Richard N. Zare is the Marguerite Blake Wilbur Professor in Natural Science, a Howard Hughes Medical Institute (HHMI) Professor, and Chair of the Department of Chemistry, Stanford University.  His research group at Stanford is approximately equally divided between reaction dynamics and chemical analysis.  For his contributions to chemistry, which include about 800 papers, 4 books, and over 50 patents, he received the National Medal of Science (1983), the Welch Award in Chemistry (1999), and the Wolf Prize in Chemistry (2005) as well as ten honorary doctorates (including one from Hunan University). 
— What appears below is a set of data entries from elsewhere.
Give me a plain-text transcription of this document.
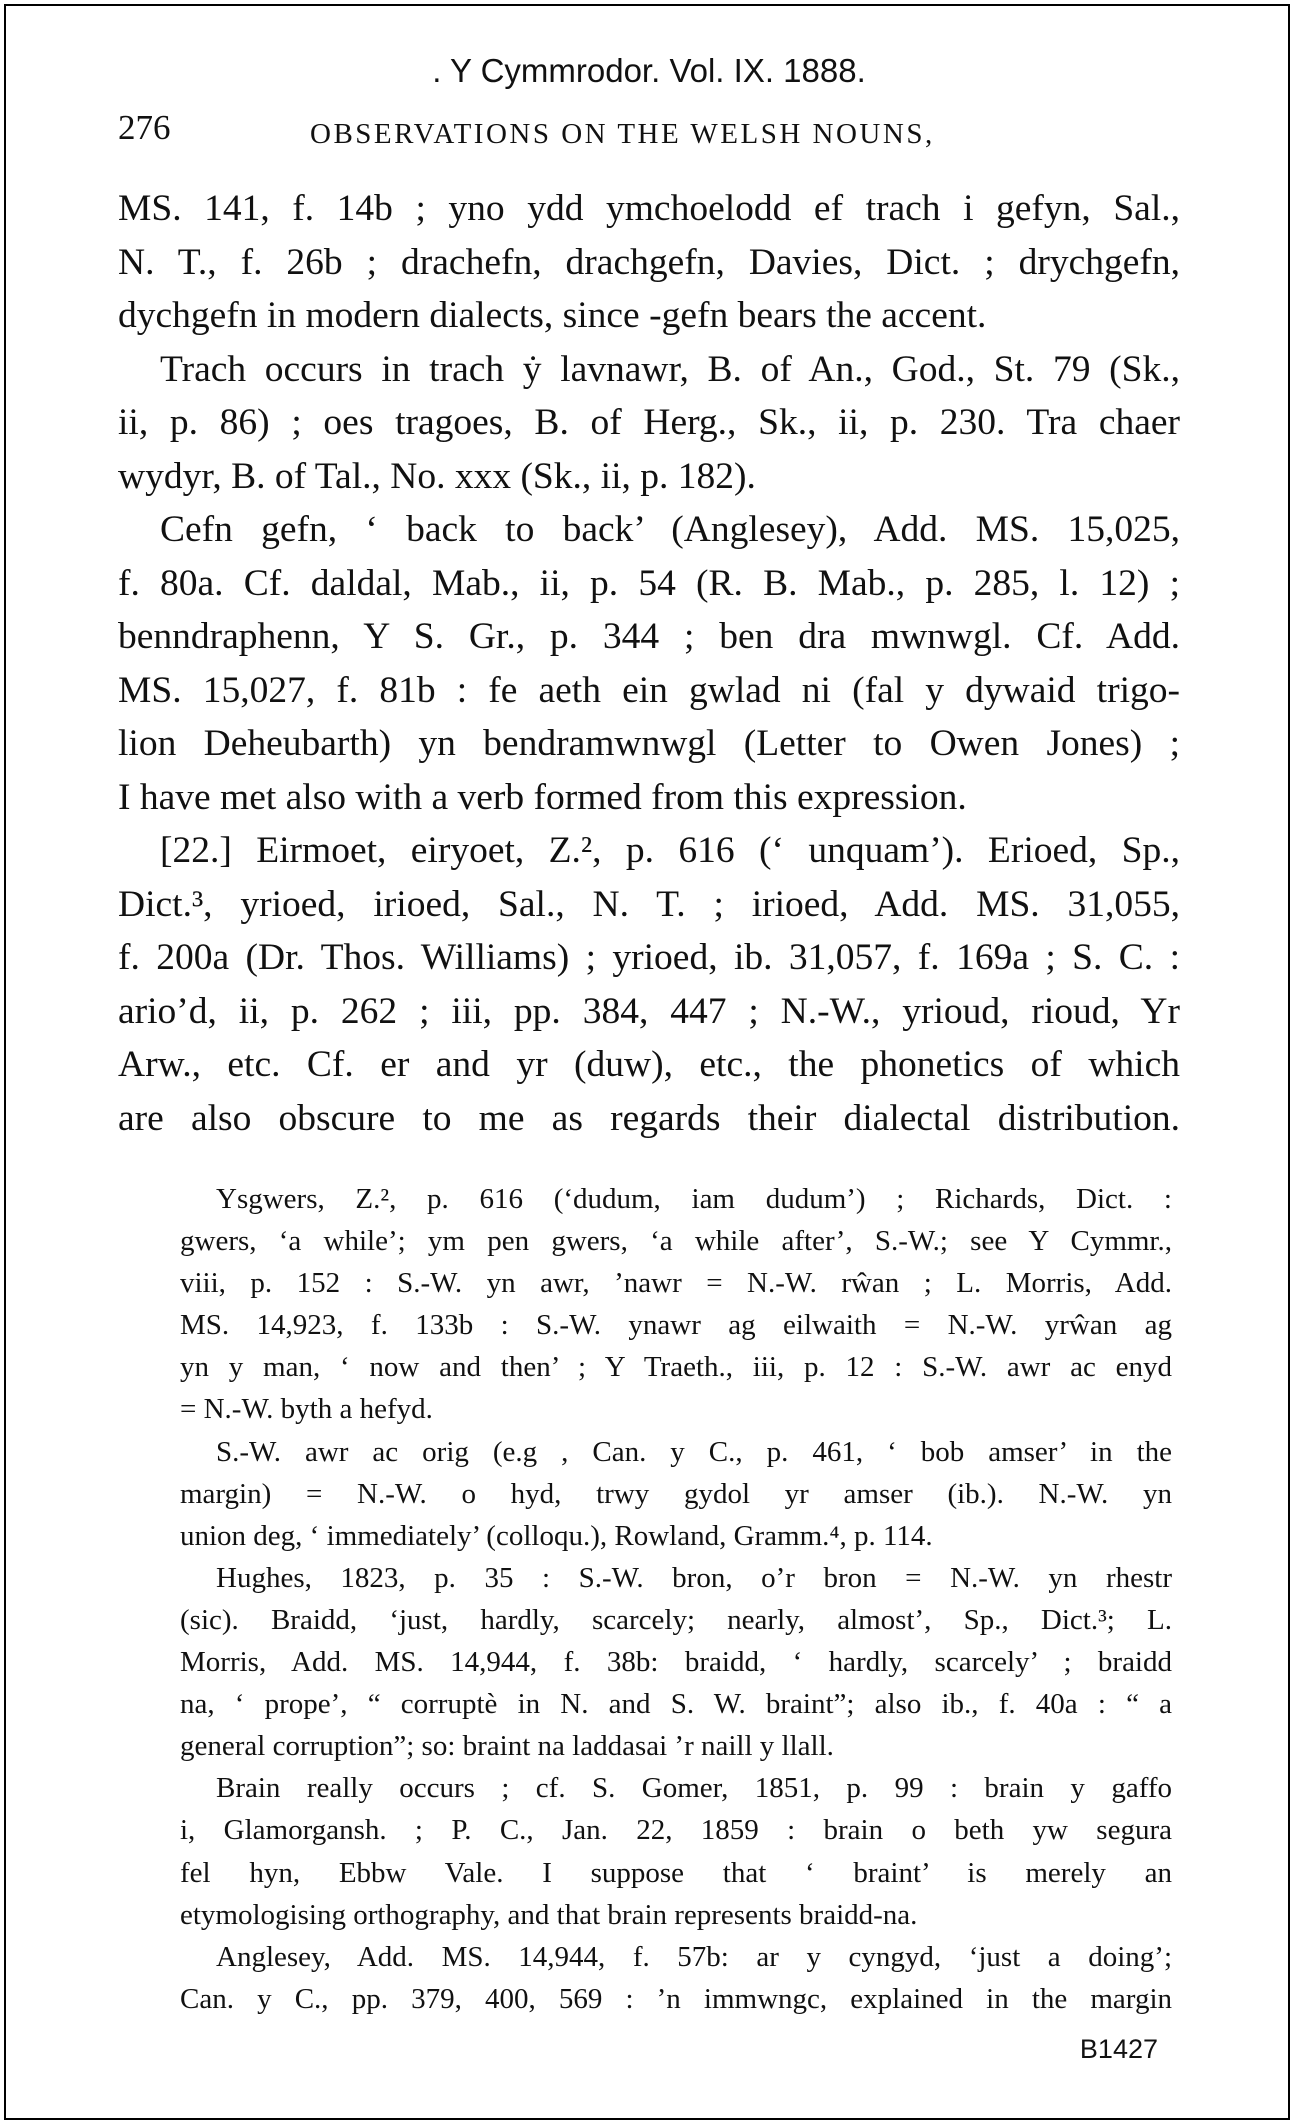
. Y Cymmrodor. Vol. IX. 1888.
276	OBSERVATIONS ON THE WELSH NOUNS,
MS. 141, f. 14b ; yno ydd ymchoelodd ef trach i gefyn, Sal.,
N. T., f. 26b ; drachefn, drachgefn, Davies, Dict. ; drychgefn,
dychgefn in modern dialects, since -gefn bears the accent.
Trach occurs in trach ẏ lavnawr, B. of An., God., St. 79 (Sk.,
ii, p. 86) ; oes tragoes, B. of Herg., Sk., ii, p. 230. Tra chaer
wydyr, B. of Tal., No. xxx (Sk., ii, p. 182).
Cefn gefn, ‘ back to back’ (Anglesey), Add. MS. 15,025,
f. 80a. Cf. daldal, Mab., ii, p. 54 (R. B. Mab., p. 285, l. 12) ;
benndraphenn, Y S. Gr., p. 344 ; ben dra mwnwgl. Cf. Add.
MS. 15,027, f. 81b : fe aeth ein gwlad ni (fal y dywaid trigo-
lion Deheubarth) yn bendramwnwgl (Letter to Owen Jones) ;
I have met also with a verb formed from this expression.
[22.] Eirmoet, eiryoet, Z.², p. 616 (‘ unquam’). Erioed, Sp.,
Dict.³, yrioed, irioed, Sal., N. T. ; irioed, Add. MS. 31,055,
f. 200a (Dr. Thos. Williams) ; yrioed, ib. 31,057, f. 169a ; S. C. :
ario’d, ii, p. 262 ; iii, pp. 384, 447 ; N.-W., yrioud, rioud, Yr
Arw., etc. Cf. er and yr (duw), etc., the phonetics of which
are also obscure to me as regards their dialectal distribution.
Ysgwers, Z.², p. 616 (‘dudum, iam dudum’) ; Richards, Dict. :
gwers, ‘a while’; ym pen gwers, ‘a while after’, S.-W.; see Y Cymmr.,
viii, p. 152 : S.-W. yn awr, ’nawr = N.-W. rŵan ; L. Morris, Add.
MS. 14,923, f. 133b : S.-W. ynawr ag eilwaith = N.-W. yrŵan ag
yn y man, ‘ now and then’ ; Y Traeth., iii, p. 12 : S.-W. awr ac enyd
= N.-W. byth a hefyd.
S.-W. awr ac orig (e.g , Can. y C., p. 461, ‘ bob amser’ in the
margin) = N.-W. o hyd, trwy gydol yr amser (ib.). N.-W. yn
union deg, ‘ immediately’ (colloqu.), Rowland, Gramm.⁴, p. 114.
Hughes, 1823, p. 35 : S.-W. bron, o’r bron = N.-W. yn rhestr
(sic). Braidd, ‘just, hardly, scarcely; nearly, almost’, Sp., Dict.³; L.
Morris, Add. MS. 14,944, f. 38b: braidd, ‘ hardly, scarcely’ ; braidd
na, ‘ prope’, “ corruptè in N. and S. W. braint”; also ib., f. 40a : “ a
general corruption”; so: braint na laddasai ’r naill y llall.
Brain really occurs ; cf. S. Gomer, 1851, p. 99 : brain y gaffo
i, Glamorgansh. ; P. C., Jan. 22, 1859 : brain o beth yw segura
fel hyn, Ebbw Vale. I suppose that ‘ braint’ is merely an
etymologising orthography, and that brain represents braidd-na.
Anglesey, Add. MS. 14,944, f. 57b: ar y cyngyd, ‘just a doing’;
Can. y C., pp. 379, 400, 569 : ’n immwngc, explained in the margin
B1427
He is a member of the National Academy of Sciences, the American Academy of Arts and Sciences, and the American Philosophical Society. He is also a foreign member of The Royal Society, The Chinese Academy of Sciences, and the Royal Swedish Academy of Engineering Sciences (IVA).  He has been active in public service (member of the National Science Board from 1992-1998, the last two years as its Chair) and he has received the Charles Lathrop Parsons Award, American Chemical Society, 2001, “to recognize outstanding public service by a member of the American Chemical Society.”  Zare is also known as an outstanding educator, receiving Stanford’s highest undergraduate teaching award (Hoagland Prize, 2003) and the ACS (Northeastern Section) James Flack Norris Award for Outstanding Achievement in the Teaching of Chemistry (2004).